À l’inverse, le tribunal administratif de Nantes, dans une ordonnance du 20 novembre2025 (req. n° 2517807),adopte une approche plus souple quant à la structuration des critères environnementaux.Dans cette affaire, un syndicat mixte avait lancé une procédure pour l’attribution d’un marché public de traitement des déchets, intégrant un critère relatif à « l’impact environnemental » de la prestation. Le candidat évincé soutenait que ce critère était insuffisant dès lors qu’il ne tenait pas compte la distance parcourue lors du traitement des déchets, élément qu’il estimait déterminant.

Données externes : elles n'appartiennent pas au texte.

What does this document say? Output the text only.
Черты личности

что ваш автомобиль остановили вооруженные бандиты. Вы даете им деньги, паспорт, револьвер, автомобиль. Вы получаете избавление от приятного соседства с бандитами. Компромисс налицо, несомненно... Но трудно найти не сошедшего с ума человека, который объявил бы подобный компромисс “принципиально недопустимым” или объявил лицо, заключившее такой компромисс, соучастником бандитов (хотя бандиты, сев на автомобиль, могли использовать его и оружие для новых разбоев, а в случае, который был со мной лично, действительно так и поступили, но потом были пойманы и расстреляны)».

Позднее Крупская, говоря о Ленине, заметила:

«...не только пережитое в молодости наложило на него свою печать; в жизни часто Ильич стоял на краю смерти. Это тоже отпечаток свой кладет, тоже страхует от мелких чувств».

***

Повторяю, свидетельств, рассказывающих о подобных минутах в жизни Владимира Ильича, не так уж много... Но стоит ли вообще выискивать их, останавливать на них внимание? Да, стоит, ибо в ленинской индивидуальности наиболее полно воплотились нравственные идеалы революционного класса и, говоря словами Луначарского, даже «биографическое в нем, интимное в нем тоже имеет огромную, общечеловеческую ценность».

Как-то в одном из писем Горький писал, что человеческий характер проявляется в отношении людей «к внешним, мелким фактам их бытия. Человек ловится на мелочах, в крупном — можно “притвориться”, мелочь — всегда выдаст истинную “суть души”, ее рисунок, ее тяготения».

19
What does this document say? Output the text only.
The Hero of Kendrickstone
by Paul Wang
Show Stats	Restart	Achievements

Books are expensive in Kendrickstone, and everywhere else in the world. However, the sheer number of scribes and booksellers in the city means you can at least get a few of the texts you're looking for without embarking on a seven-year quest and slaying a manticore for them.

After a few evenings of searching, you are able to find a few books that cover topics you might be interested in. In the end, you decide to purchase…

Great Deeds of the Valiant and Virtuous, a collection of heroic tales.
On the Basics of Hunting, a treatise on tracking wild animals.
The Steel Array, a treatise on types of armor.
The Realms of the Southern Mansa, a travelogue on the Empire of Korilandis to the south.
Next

Le juge considère, contrairement au candidat évincé, que l’absence de prise en compte de la distance parcourue au stade du traitement des déchets n’empêche pas l’acheteur d’apprécier les offres, de telle sorte qu’un tel paramètre n’est pas « indispensable » mais seulement « utile »,selon les termes de l’ordonnance. Le juge en conclut que l’absence de prise en compte de la distance parcourue n’empêchait pas l’acheteur d’apprécier utilement la valeur environnementale des offres.

 

Prises ensemble, ces deux décisions éclairent utilement le cadre juridique applicable aux critères environnementaux en droit de la commande publique : si leur intégration est encouragée, et sera même imposée à compter du 22 août 2026, elle suppose une rédaction rigoureuse, traduisant des attentes claires et vérifiables par l’acheteur.


En revanche, cette exigence de précision ne se confond pas avec une obligation d’exhaustivité : l’acheteur conserve une marge d’appréciation dans la sélection des paramètres environnementaux qu’il estime pertinents au regard de l’objet du marché et de ses besoins.

Conclusion

Enconséquence, pour s’inscrire en conformité avec le Code, l’acheteur devra, dans le cadre de l’implémentation des critères environnementaux :

Définir systématiquement le contenu et les modalités d’évaluation du critère environnemental, lequel doit être compréhensible, mesurable et vérifiable ;

Vérifier le lien direct entre le critère environnemental et l’objet du marché (nature de la prestation, impacts environnementaux directs) ou ses conditions d’exécution (modalités d’intervention, moyens mobilisés, organisation de la prestation) ;

Assumer un choix raisonné des paramètres environnementaux en formalisant, le cas échéant et en amont, le raisonnement ayant conduit à retenir – ou écarter – certains paramètres ainsi qu’en évitant les critères trop généraux ou purement déclaratifs, au profit d’une approche ciblée et proportionnée.